Intensive animal farming involves large numbers of animals raised on limited land, for example by rotational grazing,[3][4] or in the Western world sometimes as concentrated animal feeding operations. These methods increase the yields of food and fiber per acre as compared to extensive animal husbandry; concentrated feed is brought to seldom-moved animals, or with rotational grazing the animals are repeatedly moved to fresh forage.[3][4]


Early 20th-century image of a tractor ploughing an alfalfa field

Paddy-based rice-farming has been practised in Korea since ancient times. A pit-house at the Daecheon-ni archaeological site yielded carbonized rice grains and radiocarbon dates indicating that rice cultivation may have begun as early as the Middle Jeulmun Pottery Period (c. 3500–2000 BC) in the Korean Peninsula.[5] The earliest rice cultivation there may have used dry-fields instead of paddies.

Agricultural development in Britain between the 16th century and the mid-19th century saw a massive increase in agricultural productivity and net output. This in turn contributed to unprecedented population growth, freeing up a significant percentage of the workforce, and thereby helped enable the Industrial Revolution. Historians cited enclosure, mechanization, four-field crop rotation, and selective breeding as the most important innovations.[6]

Industrial agriculture arose in the Industrial Revolution. By the early 19th century, agricultural techniques, implements, seed stocks, and cultivars had so improved that yield per land unit was many times that seen in the Middle Ages.[7][page needed]

The industrialization phase involved a continuing process of mechanization. Horse-drawn machinery such as the McCormick reaper revolutionized harvesting, while inventions such as the cotton gin reduced the cost of processing. During this same period, farmers began to use steam-powered threshers and tractors.[8][9][10] In 1892, the first gasoline-powered tractor was successfully developed, and in 1923, the International Harvester Farmall tractor became the first all-purpose tractor, marking an inflection point in the replacement of draft animals with machines. Mechanical harvesters (combines), planters, transplanters, and other equipment were then developed, further revolutionizing agriculture.[11] These inventions increased yields and allowed individual farmers to manage increasingly large farms.[12]

The identification of nitrogen, phosphorus, and potassium (NPK) as critical factors in plant growth led to the manufacture of synthetic fertilizers, further increasing crop yields. In 1909, the Haber-Bosch method to synthesize ammonium nitrate was first demonstrated. NPK fertilizers stimulated the first concerns about industrial agriculture, due to concerns that they came with side effects such as soil compaction, soil erosion, and declines in overall soil fertility, along with health concerns about toxic chemicals entering the food supply.[13]

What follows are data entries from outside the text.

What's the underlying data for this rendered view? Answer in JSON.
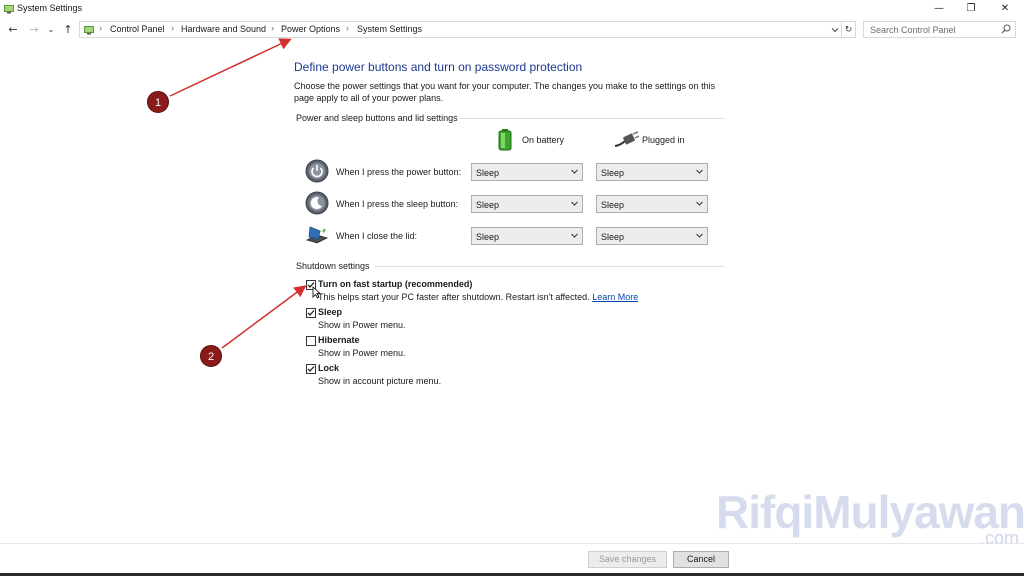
{
  "window": {
    "title": "System Settings",
    "controls": {
      "minimize": "—",
      "restore": "❐",
      "close": "✕"
    }
  },
  "navigation": {
    "back": "←",
    "forward": "→",
    "recent": "⌄",
    "up": "↑",
    "breadcrumbs": [
      "Control Panel",
      "Hardware and Sound",
      "Power Options",
      "System Settings"
    ],
    "separator": "›",
    "refresh": "↻",
    "search_placeholder": "Search Control Panel"
  },
  "main": {
    "heading": "Define power buttons and turn on password protection",
    "intro": "Choose the power settings that you want for your computer. The changes you make to the settings on this page apply to all of your power plans.",
    "power_section": {
      "title": "Power and sleep buttons and lid settings",
      "columns": {
        "battery": "On battery",
        "plugged": "Plugged in"
      },
      "rows": [
        {
          "label": "When I press the power button:",
          "battery": "Sleep",
          "plugged": "Sleep",
          "icon": "power-button-icon"
        },
        {
          "label": "When I press the sleep button:",
          "battery": "Sleep",
          "plugged": "Sleep",
          "icon": "sleep-button-icon"
        },
        {
          "label": "When I close the lid:",
          "battery": "Sleep",
          "plugged": "Sleep",
          "icon": "laptop-lid-icon"
        }
      ]
    },
    "shutdown_section": {
      "title": "Shutdown settings",
      "items": [
        {
          "label": "Turn on fast startup (recommended)",
          "desc": "This helps start your PC faster after shutdown. Restart isn't affected.",
          "link": "Learn More",
          "checked": true
        },
        {
          "label": "Sleep",
          "desc": "Show in Power menu.",
          "checked": true
        },
        {
          "label": "Hibernate",
          "desc": "Show in Power menu.",
          "checked": false
        },
        {
          "label": "Lock",
          "desc": "Show in account picture menu.",
          "checked": true
        }
      ]
    }
  },
  "footer": {
    "save": "Save changes",
    "cancel": "Cancel"
  },
  "annotations": {
    "marker_1": "1",
    "marker_2": "2",
    "color": "#d32f2f"
  },
  "watermark": {
    "text": "RifqiMulyawan",
    "suffix": ".com"
  }
}
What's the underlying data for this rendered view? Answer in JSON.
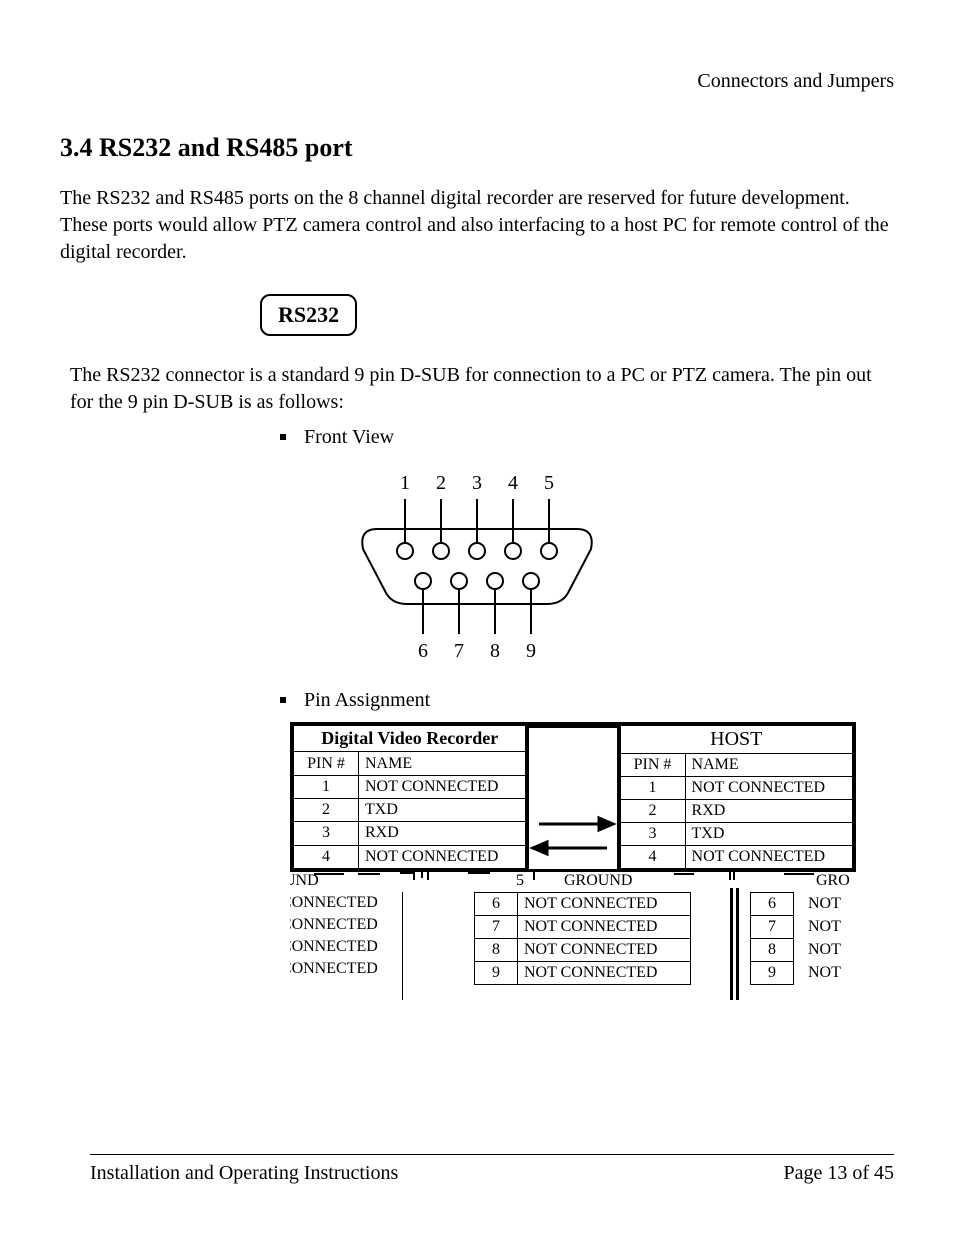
{
  "header_right": "Connectors and Jumpers",
  "title": "3.4 RS232 and RS485 port",
  "intro": "The RS232 and RS485 ports on the 8 channel digital recorder are reserved for future development. These ports would allow PTZ camera control and also interfacing to a host PC for remote control of the digital recorder.",
  "rs232_label": "RS232",
  "rs232_desc": "The RS232 connector is a standard 9 pin D-SUB for connection to a PC or PTZ camera. The pin out for the 9 pin D-SUB is as follows:",
  "bullet_front": "Front View",
  "bullet_pin": "Pin Assignment",
  "connector_pins_top": [
    "1",
    "2",
    "3",
    "4",
    "5"
  ],
  "connector_pins_bottom": [
    "6",
    "7",
    "8",
    "9"
  ],
  "dvr_title": "Digital Video Recorder",
  "host_title": "HOST",
  "col_pin": "PIN #",
  "col_name": "NAME",
  "dvr_rows": [
    {
      "pin": "1",
      "name": "NOT CONNECTED"
    },
    {
      "pin": "2",
      "name": "TXD"
    },
    {
      "pin": "3",
      "name": "RXD"
    },
    {
      "pin": "4",
      "name": "NOT CONNECTED"
    }
  ],
  "host_rows": [
    {
      "pin": "1",
      "name": "NOT CONNECTED"
    },
    {
      "pin": "2",
      "name": "RXD"
    },
    {
      "pin": "3",
      "name": "TXD"
    },
    {
      "pin": "4",
      "name": "NOT CONNECTED"
    }
  ],
  "mess": {
    "und_row": "UND",
    "ground_frag1": "5",
    "ground_frag2": "GROUND",
    "gro_frag": "GRO",
    "left_col": [
      "CONNECTED",
      "CONNECTED",
      "CONNECTED",
      "CONNECTED"
    ],
    "mid_nums": [
      "6",
      "7",
      "8",
      "9"
    ],
    "mid_names": [
      "NOT CONNECTED",
      "NOT CONNECTED",
      "NOT CONNECTED",
      "NOT CONNECTED"
    ],
    "right_nums": [
      "6",
      "7",
      "8",
      "9"
    ],
    "right_names": [
      "NOT",
      "NOT",
      "NOT",
      "NOT"
    ]
  },
  "footer_left": "Installation and Operating Instructions",
  "footer_right": "Page 13 of 45"
}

The discovery of vitamins and their role in nutrition, in the first two decades of the 20th century, led to vitamin supplements, which in the 1920s allowed some livestock to be raised indoors, reducing their exposure to adverse natural elements.[citation needed]

Following World War II synthetic fertilizer use increased rapidly.[14]

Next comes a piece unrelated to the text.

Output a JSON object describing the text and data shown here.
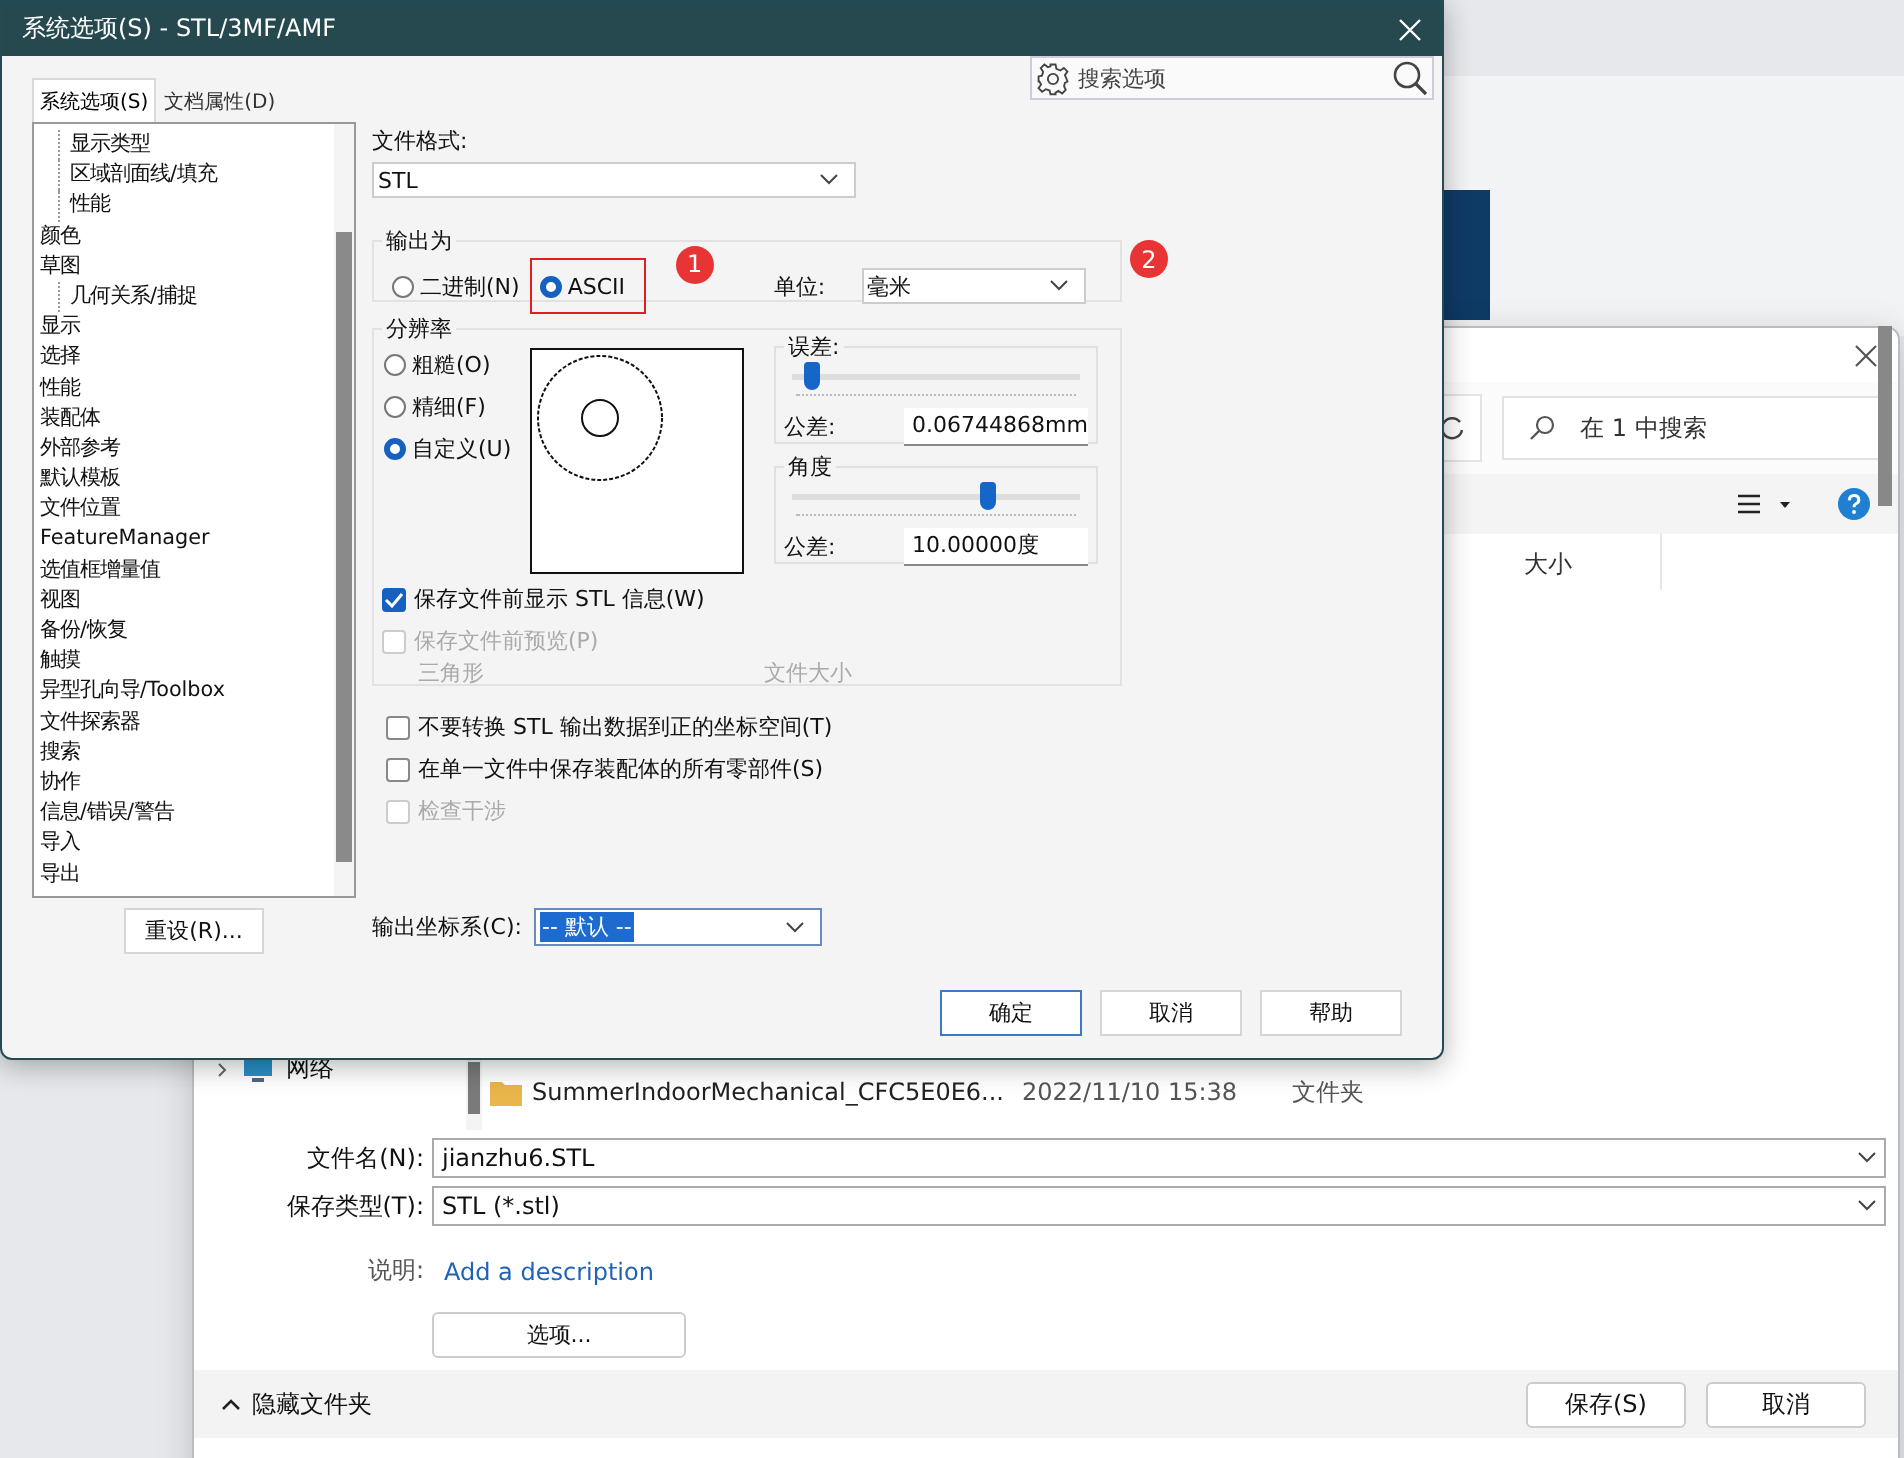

The discovery of antibiotics and vaccines facilitated raising livestock by reducing diseases.[citation needed] Developments in logistics and refrigeration as well as processing technology made long-distance distribution feasible. Integrated pest management is the modern method to minimize pesticide use to more sustainable levels.[citation needed]

There are concerns over the sustainability of industrial agriculture, and the environmental effects of fertilizers and pesticides, which has given rise to the organic movement[15] and has built a market for sustainable intensive farming, as well as funding for the development of appropriate technology.